Rename-fastqs.R可自动识别一些类型的文件名,并统一格式为:SampleName_S1_L001_R1_001.fastq.gz and/or SampleName_S1_L001_R2_001.fastq.gz

./Rename-fastqs.r -h
# 测试
./Rename-fastqs.r
# 执行
./Rename-fastqs.r -r

生成md5sum值

# check samples and md5 files: 
sh generate-md5sum-txt.sh -c true
# first time use or just want to regenerate all
sh generate-md5sum-txt.sh -f true
# just run on newlly added files: 
sh generate-md5sum-txt.sh

注意: 目录不能是软连接。

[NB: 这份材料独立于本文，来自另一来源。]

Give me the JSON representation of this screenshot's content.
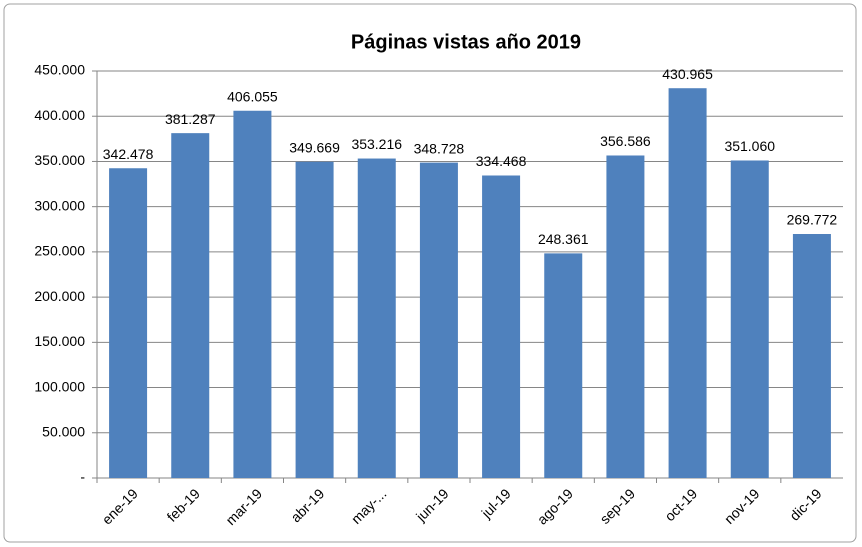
{
  "chart_data": {
    "type": "bar",
    "title": "Páginas vistas año 2019",
    "categories": [
      "ene-19",
      "feb-19",
      "mar-19",
      "abr-19",
      "may-...",
      "jun-19",
      "jul-19",
      "ago-19",
      "sep-19",
      "oct-19",
      "nov-19",
      "dic-19"
    ],
    "values": [
      342478,
      381287,
      406055,
      349669,
      353216,
      348728,
      334468,
      248361,
      356586,
      430965,
      351060,
      269772
    ],
    "value_labels": [
      "342.478",
      "381.287",
      "406.055",
      "349.669",
      "353.216",
      "348.728",
      "334.468",
      "248.361",
      "356.586",
      "430.965",
      "351.060",
      "269.772"
    ],
    "color": "#4f81bd",
    "ylim": [
      0,
      450000
    ],
    "yticks": [
      {
        "value": 0,
        "label": "-"
      },
      {
        "value": 50000,
        "label": "50.000"
      },
      {
        "value": 100000,
        "label": "100.000"
      },
      {
        "value": 150000,
        "label": "150.000"
      },
      {
        "value": 200000,
        "label": "200.000"
      },
      {
        "value": 250000,
        "label": "250.000"
      },
      {
        "value": 300000,
        "label": "300.000"
      },
      {
        "value": 350000,
        "label": "350.000"
      },
      {
        "value": 400000,
        "label": "400.000"
      },
      {
        "value": 450000,
        "label": "450.000"
      }
    ],
    "grid": true
  }
}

后期再改bug!

2. ATACseq/Cut&Tag

ATACseq.sh

using:

# help
sh ATACseq.sh -h

# 果蝇
sh ATACseq.sh -p true

# 小鼠
sh ATACseq.sh \
-i  /data0/reference/bowtie2_index/mm10/mm10 \
-g /data0/reference/UCSC/mm10/mm10.knownGene.bed \
-b /data0/reference/encode-atac-seq-pipeline/mm10/mm10.blacklist.bed \
-p true

#
sh ATACseq.sh \
-i /data0/reference/encode-atac-seq-pipeline/hg38/bowtie2_index/GRCh38_no_alt_analysis_set_GCA_000001405.15.fasta \
-g /home/xilab/reference/encode-atac-seq-pipeline/hg38/hg38.knownGene.bed \
-b /data0/reference/encode-atac-seq-pipeline/hg38/hg38.blacklist.bed \
-p true \
-t true

Parameters:

  • -p: paired data, True or False
  • -f: path of fastq files
  • -j: number of threads
  • -m: cutadapt minimum length
  • -i: bowtie2 index
  • -g: genes bed file
  • -b: blacklist bed file
  • -o: output directory
  • -t: test mode, if True, will only use the top 100000 lines in the fastq files

Chipseeker.r

For Drosophlia!

input: MACS2 opuput (narrowpeaks and summits.bed)

output: plots(feature distribution, DistributionRelativeToTSS, GO-BP, KEGG), Annotated peaks, extracted peaks for Homer(downstream Motif analysis)

Before using, pleas change the Rscript PATH in shebang: which Rscript.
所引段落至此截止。